James Massola, Jakarta – Indonesia's foreign ministry has delivered a blunt message to the Australian companies shipping contaminated waste offshore: stop sending your rubbish overseas and deal with the problem at home.
In an interview with the Sydney Morning Herald and The Age on Thursday, the acting spokesman for Indonesia's foreign ministry, Teuku Faizasyah, said the companies that had shipped so-called "toxic" waste to his country simply had to take it back.
"Those who sent the containers must re-export it back to the country of origin," he said. "The items we found in the containers are considered toxic and did not necessarily correlate with the items listed [in the shipping papers]."
Faizasyah described as "speculation" the idea the issue could damage bilateral relations between Australia and Indonesia, and refused to comment on it. President Joko Widodo had ordered his environment ministry to take the lead in dealing with the issue, Faizasyah said.
However, his comments signal that the political establishment in Jakarta is watching this issue – and how Canberra responds to it – very closely.
The Sydney Morning Herald and The Age revealed last week there were eight containers of Australian household recycling sitting on the docks at Tanjung Perak port, in Indonesia's second largest city of Surabaya.
The containers were supposed to contain only paper, which was to be recycled, but instead also contained plastic waste, electronics, used nappies and other material.
The containers have been classified as containing B3 waste, short for Bahan Berbahaya dan Beracun, or hazardous and toxic materials including chemicals, minerals, rotting food, engine oils, electronics and medical waste.
Another container of B3 waste is impounded at the Batu Ampar port, in the city of Batam. Indonesia plans to ship all of the containers back to Australia – as well as dozens of others to the United States, United Kingdom, Germany and other countries.
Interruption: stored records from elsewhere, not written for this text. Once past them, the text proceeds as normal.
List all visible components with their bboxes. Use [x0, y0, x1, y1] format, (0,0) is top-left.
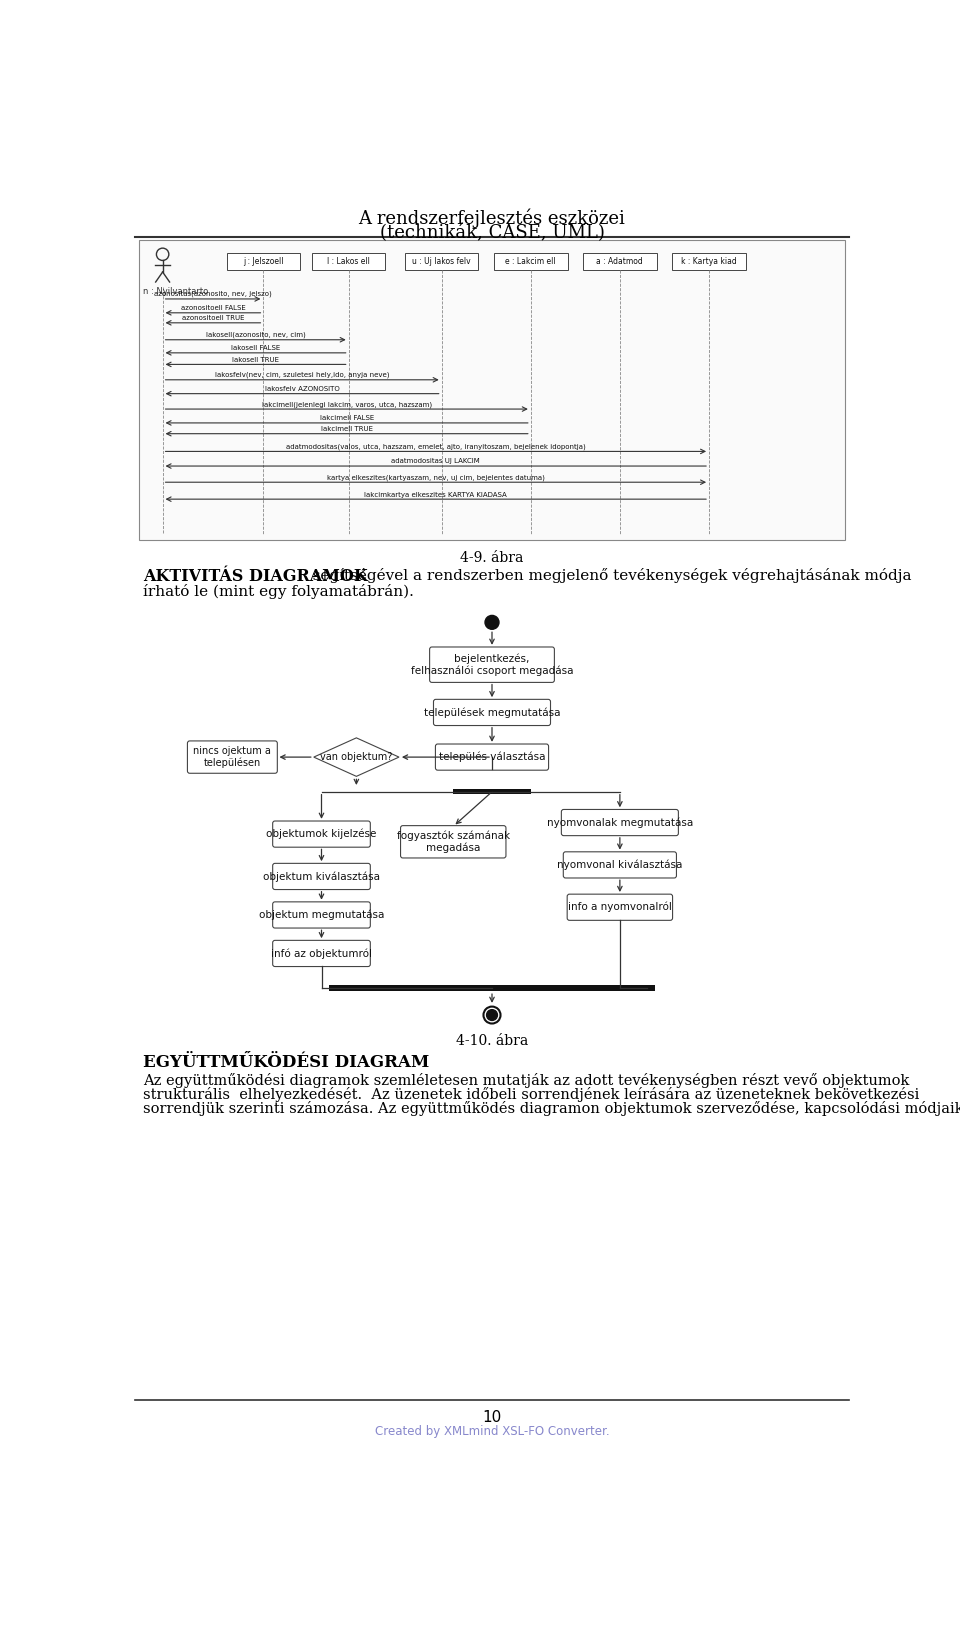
Text: nincs ojektum a
településen: nincs ojektum a településen — [193, 746, 272, 769]
Text: k : Kartya kiad: k : Kartya kiad — [682, 257, 737, 266]
Text: A rendszerfejlesztés eszközei: A rendszerfejlesztés eszközei — [359, 210, 625, 229]
Text: info a nyomvonalról: info a nyomvonalról — [568, 902, 672, 913]
Text: Az együttműködési diagramok szemléletesen mutatják az adott tevékenységben részt: Az együttműködési diagramok szemléletese… — [143, 1072, 910, 1087]
Bar — [329, 985, 655, 991]
Text: u : Uj lakos felv: u : Uj lakos felv — [412, 257, 471, 266]
Text: AKTIVITÁS DIAGRAMOK: AKTIVITÁS DIAGRAMOK — [143, 569, 368, 585]
Text: település választása: település választása — [439, 752, 545, 762]
Text: lakosfelv(nev, cim, szuletesi hely,ido, anyja neve): lakosfelv(nev, cim, szuletesi hely,ido, … — [215, 372, 390, 379]
Bar — [453, 790, 531, 795]
Bar — [227, 254, 300, 270]
Text: lakosell(azonosito, nev, cim): lakosell(azonosito, nev, cim) — [205, 332, 305, 338]
Text: objektumok kijelzése: objektumok kijelzése — [266, 829, 376, 840]
FancyBboxPatch shape — [273, 863, 371, 889]
Text: lakcimell TRUE: lakcimell TRUE — [321, 426, 372, 432]
Bar — [312, 254, 385, 270]
Text: azonositas(azonosito, nev, jelszo): azonositas(azonosito, nev, jelszo) — [155, 291, 272, 297]
FancyBboxPatch shape — [430, 647, 554, 682]
Text: a : Adatmod: a : Adatmod — [596, 257, 643, 266]
Polygon shape — [314, 738, 399, 777]
Circle shape — [485, 616, 499, 629]
Text: (technikák, CASE, UML): (technikák, CASE, UML) — [379, 224, 605, 242]
Text: 4-9. ábra: 4-9. ábra — [460, 551, 524, 565]
Text: van objektum?: van objektum? — [321, 752, 393, 762]
FancyBboxPatch shape — [400, 826, 506, 858]
Text: lakosfelv AZONOSITO: lakosfelv AZONOSITO — [265, 387, 340, 392]
Text: objektum kiválasztása: objektum kiválasztása — [263, 871, 380, 882]
Text: adatmodositas UJ LAKCIM: adatmodositas UJ LAKCIM — [392, 458, 480, 465]
Text: lakosell TRUE: lakosell TRUE — [232, 358, 279, 362]
Text: n : Nyilvantarto: n : Nyilvantarto — [143, 288, 208, 296]
Bar — [672, 254, 746, 270]
FancyBboxPatch shape — [434, 699, 550, 725]
FancyBboxPatch shape — [273, 902, 371, 928]
Text: fogyasztók számának
megadása: fogyasztók számának megadása — [396, 830, 510, 853]
Text: adatmodositas(valos, utca, hazszam, emelet, ajto, iranyitoszam, bejelenek idopon: adatmodositas(valos, utca, hazszam, emel… — [286, 444, 586, 450]
Text: l : Lakos ell: l : Lakos ell — [327, 257, 370, 266]
Text: infó az objektumról: infó az objektumról — [271, 949, 372, 959]
Bar — [583, 254, 657, 270]
Text: sorrendjük szerinti számozása. Az együttműködés diagramon objektumok szerveződés: sorrendjük szerinti számozása. Az együtt… — [143, 1100, 960, 1115]
Text: azonositoell FALSE: azonositoell FALSE — [180, 306, 246, 312]
Text: 4-10. ábra: 4-10. ábra — [456, 1034, 528, 1048]
Text: nyomvonalak megmutatása: nyomvonalak megmutatása — [547, 817, 693, 827]
Circle shape — [487, 1009, 497, 1020]
FancyBboxPatch shape — [273, 941, 371, 967]
Text: e : Lakcim ell: e : Lakcim ell — [505, 257, 556, 266]
FancyBboxPatch shape — [567, 894, 673, 920]
Text: Created by XMLmind XSL-FO Converter.: Created by XMLmind XSL-FO Converter. — [374, 1425, 610, 1438]
Text: kartya elkeszites(kartyaszam, nev, uj cim, bejelentes datuma): kartya elkeszites(kartyaszam, nev, uj ci… — [326, 474, 544, 481]
FancyBboxPatch shape — [187, 741, 277, 773]
FancyBboxPatch shape — [562, 809, 679, 835]
Text: objektum megmutatása: objektum megmutatása — [259, 910, 384, 920]
FancyBboxPatch shape — [564, 852, 677, 878]
Text: bejelentkezés,
felhasználói csoport megadása: bejelentkezés, felhasználói csoport mega… — [411, 653, 573, 676]
Text: EGYÜTTMŰKÖDÉSI DIAGRAM: EGYÜTTMŰKÖDÉSI DIAGRAM — [143, 1053, 429, 1071]
Bar — [139, 239, 845, 540]
Text: segítségével a rendszerben megjelenő tevékenységek végrehajtásának módja: segítségével a rendszerben megjelenő tev… — [299, 569, 912, 583]
Bar — [494, 254, 567, 270]
Text: írható le (mint egy folyamatábrán).: írható le (mint egy folyamatábrán). — [143, 583, 414, 600]
Text: strukturális  elhelyezkedését.  Az üzenetek időbeli sorrendjének leírására az üz: strukturális elhelyezkedését. Az üzenete… — [143, 1087, 920, 1102]
Text: települések megmutatása: települések megmutatása — [423, 707, 561, 718]
FancyBboxPatch shape — [273, 821, 371, 847]
Text: j : Jelszoell: j : Jelszoell — [243, 257, 283, 266]
Text: lakcimell(jelenlegi lakcim, varos, utca, hazszam): lakcimell(jelenlegi lakcim, varos, utca,… — [262, 401, 432, 408]
Text: 10: 10 — [482, 1410, 502, 1425]
Bar — [405, 254, 478, 270]
FancyBboxPatch shape — [436, 744, 548, 770]
Text: lakcimkartya elkeszites KARTYA KIADASA: lakcimkartya elkeszites KARTYA KIADASA — [365, 492, 507, 497]
Text: lakosell FALSE: lakosell FALSE — [231, 344, 280, 351]
Text: lakcimell FALSE: lakcimell FALSE — [320, 416, 373, 421]
Text: nyomvonal kiválasztása: nyomvonal kiválasztása — [557, 860, 683, 869]
Text: azonositoell TRUE: azonositoell TRUE — [181, 315, 244, 322]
The containers in Surabaya were sent by Oceanic Multitrading, a Sydney company owned by Indonesian-born businessman Nisin Sunito, while the container in Batam was sent by Visy, which is owned by Australia's richest man, Anthony Pratt.
Faizasyah pointed out that Indonesia was already struggling to deal with the amount of waste polluting its waterways and oceans – the country is the second largest polluter of the world's oceans after China.
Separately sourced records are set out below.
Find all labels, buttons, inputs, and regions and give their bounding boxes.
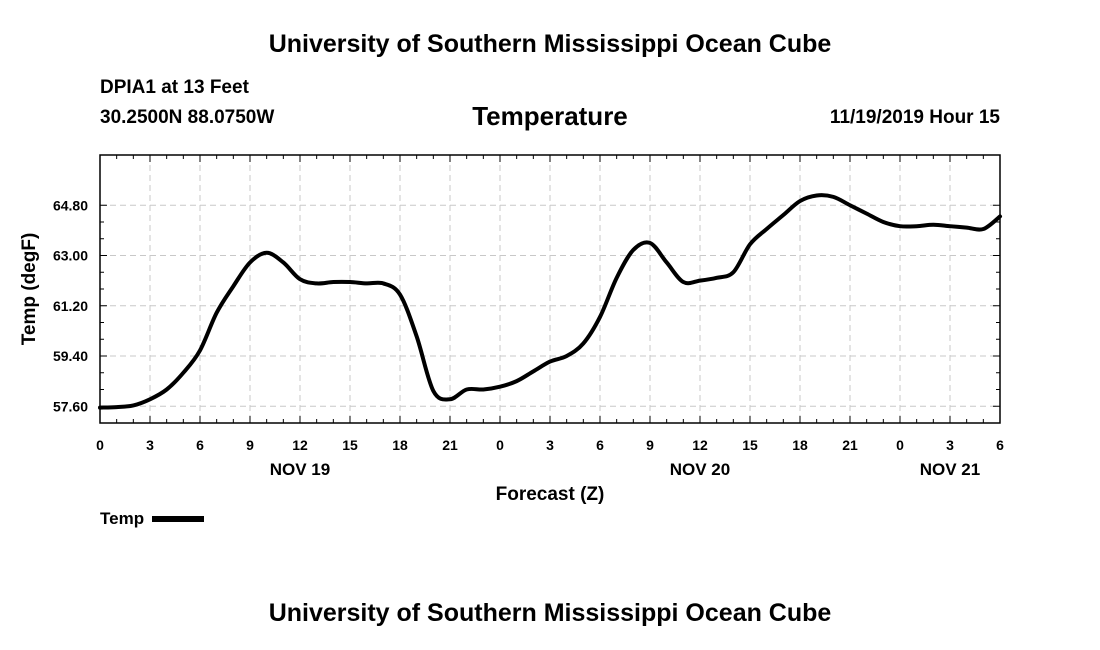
date-label: NOV 19	[270, 460, 330, 479]
x-tick-label: 0	[496, 437, 504, 453]
y-tick-label: 61.20	[53, 298, 88, 314]
x-tick-label: 6	[596, 437, 604, 453]
y-tick-label: 64.80	[53, 197, 88, 213]
chart-title: Temperature	[472, 101, 628, 131]
x-tick-label: 3	[546, 437, 554, 453]
datetime-label: 11/19/2019 Hour 15	[829, 107, 1000, 128]
date-label: NOV 21	[920, 460, 980, 479]
footer-title: University of Southern Mississippi Ocean…	[268, 599, 832, 627]
x-tick-label: 15	[342, 437, 358, 453]
legend-label-temp: Temp	[100, 509, 145, 528]
series-layer	[98, 193, 1002, 410]
station-label: DPIA1 at 13 Feet	[100, 77, 249, 98]
plot-frame	[99, 154, 1001, 424]
grid-lines	[100, 155, 1000, 423]
x-tick-label: 12	[692, 437, 708, 453]
series-line-temp	[98, 193, 1002, 410]
page-title: University of Southern Mississippi Ocean…	[268, 30, 832, 58]
x-tick-label: 6	[996, 437, 1004, 453]
x-tick-label: 21	[842, 437, 858, 453]
y-tick-label: 57.60	[53, 398, 88, 414]
date-label: NOV 20	[670, 460, 730, 479]
x-tick-label: 15	[742, 437, 758, 453]
coordinates-label: 30.2500N 88.0750W	[100, 107, 275, 128]
x-tick-label: 12	[292, 437, 308, 453]
tick-labels: 0 3 6 9 12 15 18 21 0 3 6 9 12 15 18 21 0 3 6 NOV 19 NOV 20 N…	[53, 197, 1004, 479]
y-tick-label: 59.40	[53, 348, 88, 364]
x-tick-label: 18	[392, 437, 408, 453]
x-tick-label: 3	[146, 437, 154, 453]
legend: Temp	[100, 509, 205, 529]
x-tick-label: 18	[792, 437, 808, 453]
x-axis-label: Forecast (Z)	[496, 484, 605, 505]
x-tick-label: 3	[946, 437, 954, 453]
legend-swatch-temp	[152, 516, 205, 522]
x-tick-label: 0	[896, 437, 904, 453]
y-tick-label: 63.00	[53, 248, 88, 264]
x-tick-label: 6	[196, 437, 204, 453]
y-axis-label: Temp (degF)	[19, 233, 40, 346]
x-tick-label: 0	[96, 437, 104, 453]
x-tick-label: 9	[246, 437, 254, 453]
x-tick-label: 21	[442, 437, 458, 453]
x-tick-label: 9	[646, 437, 654, 453]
"While we try to do our best to deal with this problem, we should not have to receive this toxic or un-recyclable waste from other countries," he said.
"Some countries have the capacity to deal with recycling and waste, including dealing with toxic material in a manner that does not create pollution. They [the companies] must deal with this problem internally. But for some companies it is perhaps easier to send the waste, rather than dealing with the waste in their home country," he said.
"It's in our common interest to deal with this issue. The technology isn't cheap, but the companies need to invest."
"I think both countries are very serious about the issue of sustainable development and reducing pollution, both parties are parties to the Basel convention. We both want to stop polluting the environment," Faizasyah said.
The 1992 Basel convention is a treaty that governs and restricts the movement and disposal of hazardous waste between countries.
The Morrison government has promised to co-operate with countries that have been sent Australian waste that cannot be recycled, and suggested it might be prepared to accept the return of the waste to Australia.